Rejet de la pétition de la «Manif pour Tous». Déni de droit ?

Tribune libre de Gabriel Privat*

Coup d’État de Bonaparte, le 18 brumaire An VIII.

Il est heureux que le ridicule n’ait encore jamais tué personne. Dans le cas contraire, le communiqué publié par le Conseil économique et social ce 26 février aurait bien pu mettre fin à la brillante carrière des membres de son bureau.

Ce jour, en effet, le Conseil a déclaré irrecevable la pétition déposée par les membres du collectif “La manif pour tous » demandant un avis sur le projet de loi ouvrant l’institution du mariage à deux personnes de sexe identique. Pourtant, les conditions formelles de la saisine étaient réunies, comme le rappelle le communiqué avec honnêteté. Avec 700 000 signatures et une procédure contrôlée par un huissier, l’inverse aurait été surprenant.

C’est donc sur le fond que le Conseil a rejeté la saisine. En effet, d’après lui, le Conseil ne peut être saisi par voie de pétition sur un projet de loi. Il cite l’article 69 de notre Constitution, dont voici les dispositions :

« Le Conseil économique, social et environnemental, saisi par le Gouvernement, donne son avis sur les projets de loi, d’ordonnance ou de décret ainsi que sur les propositions de lois qui lui sont soumis.

Un membre du Conseil économique, social et environnemental peut être désigné par celui-ci pour exposer devant les assemblées parlementaires l’avis du Conseil sur les projets ou propositions qui lui ont été soumis.

Le Conseil économique, social et environnemental peut être saisi par voie de pétition dans les conditions fixées par une loi organique. Après examen de la pétition, il fait connaître au Gouvernement et au Parlement les suites qu’il propose d’y donner. »

L’article dispose en effet que le Gouvernement peut saisir le Conseil sur les projets de loi et ne le précise pas pour les pétitions. Mais il n’y a pas non plus de disposition contraire à cette voie de saisine. La lecture de l’article fut donc extrêmement restrictive. On devine bien que cette décision fut politique et que l’argument de droit n’était que l’heureux prétexte.

L’article 69 renvoie à une loi organique pour plus de précisions. Mais la loi organique en question, du 29 juin 2010, ne précise rien de plus dans le domaine de la saisine populaire.

“Ainsi, alors que tous les éléments concordaient pour permettre de vivre un réel moment de démocratie participative souhaité par cette institution ; alors qu’une occasion s’offrait à lui d’affirmer un poids réel qu’il n’a jamais eu, le Conseil économique et social a choisi de laisser passer l’occasion, fidèle à ses maîtres, infidèle à ses ambitions proclamées.”

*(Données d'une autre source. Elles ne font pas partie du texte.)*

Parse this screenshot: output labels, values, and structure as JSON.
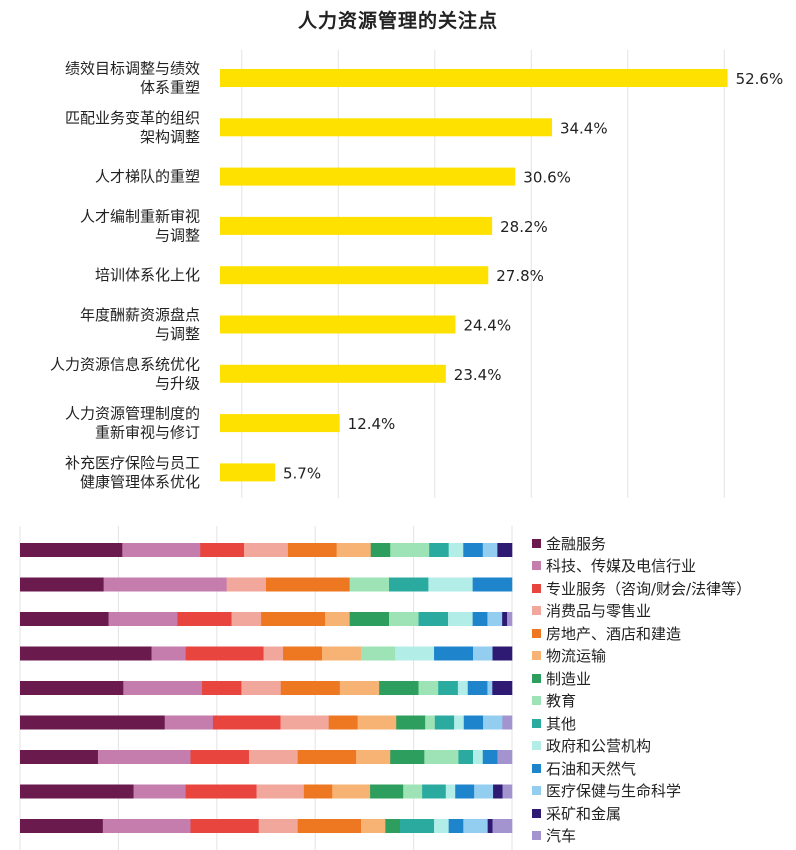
{
  "chart_data": [
    {
      "type": "bar",
      "orientation": "horizontal",
      "title": "人力资源管理的关注点",
      "categories": [
        [
          "绩效目标调整与绩效",
          "体系重塑"
        ],
        [
          "匹配业务变革的组织",
          "架构调整"
        ],
        [
          "人才梯队的重塑"
        ],
        [
          "人才编制重新审视",
          "与调整"
        ],
        [
          "培训体系化上化"
        ],
        [
          "年度酬薪资源盘点",
          "与调整"
        ],
        [
          "人力资源信息系统优化",
          "与升级"
        ],
        [
          "人力资源管理制度的",
          "重新审视与修订"
        ],
        [
          "补充医疗保险与员工",
          "健康管理体系优化"
        ]
      ],
      "values": [
        52.6,
        34.4,
        30.6,
        28.2,
        27.8,
        24.4,
        23.4,
        12.4,
        5.7
      ],
      "value_labels": [
        "52.6%",
        "34.4%",
        "30.6%",
        "28.2%",
        "27.8%",
        "24.4%",
        "23.4%",
        "12.4%",
        "5.7%"
      ],
      "xlim": [
        0,
        60
      ],
      "grid": true,
      "bar_color": "#FFE100"
    },
    {
      "type": "bar",
      "orientation": "horizontal",
      "stacked": true,
      "normalized": true,
      "row_count": 9,
      "legend_position": "right",
      "grid": true,
      "series": [
        {
          "name": "金融服务",
          "color": "#6B1A4E",
          "values": [
            21,
            17,
            18,
            27,
            21,
            30,
            16,
            24,
            17
          ]
        },
        {
          "name": "科技、传媒及电信行业",
          "color": "#C57DAE",
          "values": [
            16,
            25,
            14,
            7,
            16,
            10,
            19,
            11,
            18
          ]
        },
        {
          "name": "专业服务（咨询/财会/法律等）",
          "color": "#E8453E",
          "values": [
            9,
            0,
            11,
            16,
            8,
            14,
            12,
            15,
            14
          ]
        },
        {
          "name": "消费品与零售业",
          "color": "#F2A79C",
          "values": [
            9,
            8,
            6,
            4,
            8,
            10,
            10,
            10,
            8
          ]
        },
        {
          "name": "房地产、酒店和建造",
          "color": "#EE7722",
          "values": [
            10,
            17,
            13,
            8,
            12,
            6,
            12,
            6,
            13
          ]
        },
        {
          "name": "物流运输",
          "color": "#F6B373",
          "values": [
            7,
            0,
            5,
            8,
            8,
            8,
            7,
            8,
            5
          ]
        },
        {
          "name": "制造业",
          "color": "#2E9E5E",
          "values": [
            4,
            0,
            8,
            0,
            8,
            6,
            7,
            7,
            3
          ]
        },
        {
          "name": "教育",
          "color": "#9EE3B6",
          "values": [
            8,
            8,
            6,
            7,
            4,
            2,
            7,
            4,
            0
          ]
        },
        {
          "name": "其他",
          "color": "#2BAAA0",
          "values": [
            4,
            8,
            6,
            0,
            4,
            4,
            3,
            5,
            7
          ]
        },
        {
          "name": "政府和公营机构",
          "color": "#B3EDE8",
          "values": [
            3,
            9,
            5,
            8,
            2,
            2,
            2,
            2,
            3
          ]
        },
        {
          "name": "石油和天然气",
          "color": "#1E84CC",
          "values": [
            4,
            8,
            3,
            8,
            4,
            4,
            3,
            4,
            3
          ]
        },
        {
          "name": "医疗保健与生命科学",
          "color": "#93CDEF",
          "values": [
            3,
            0,
            3,
            4,
            1,
            4,
            0,
            4,
            5
          ]
        },
        {
          "name": "采矿和金属",
          "color": "#2E1A72",
          "values": [
            3,
            0,
            1,
            4,
            4,
            0,
            0,
            2,
            1
          ]
        },
        {
          "name": "汽车",
          "color": "#A393CF",
          "values": [
            0,
            0,
            1,
            0,
            0,
            2,
            3,
            2,
            4
          ]
        }
      ]
    }
  ]
}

Nous sommes donc dans le flou. Flou que le Conseil a décidé d’utiliser dans le sens qui complaisait au gouvernement. Il n’y a donc pas, à proprement parler, de déni de droit.

Par contre, peut-être peut-on parler de déni de démocratie. En effet, tous les éléments sont rassemblés pour que l’on puisse parler d’une situation relevant de la démocratie. Il s’agit d’une saisine citoyenne. Le seuil fixé, 500 000 signatures, a été largement dépassé avec près de 700 000. Il s’agit de l’usage d’une opportunité nouvelle ouverte par la révision constitutionnelle de juillet 2008 et dont le but était d’élargir la vie démocratique en France par la participation des citoyens. Cette saisine était par ailleurs une première, donc un grand moment de vie démocratique, en ce sens qu’il s’agissait d’un phénomène inédit de participation populaire. Cette opportunité correspondait au souhait du Président Hollande d’affermir le poids du Conseil économique et social. Cette opportunité offerte, le Conseil aurait d’autant plus dû la saisir que, dans son communiqué de presse, il se qualifie, avec outrance et sans peur de l’exagération, de « troisième assemblée de la République », lui qui n’est pas élu et dont la voix est consultative…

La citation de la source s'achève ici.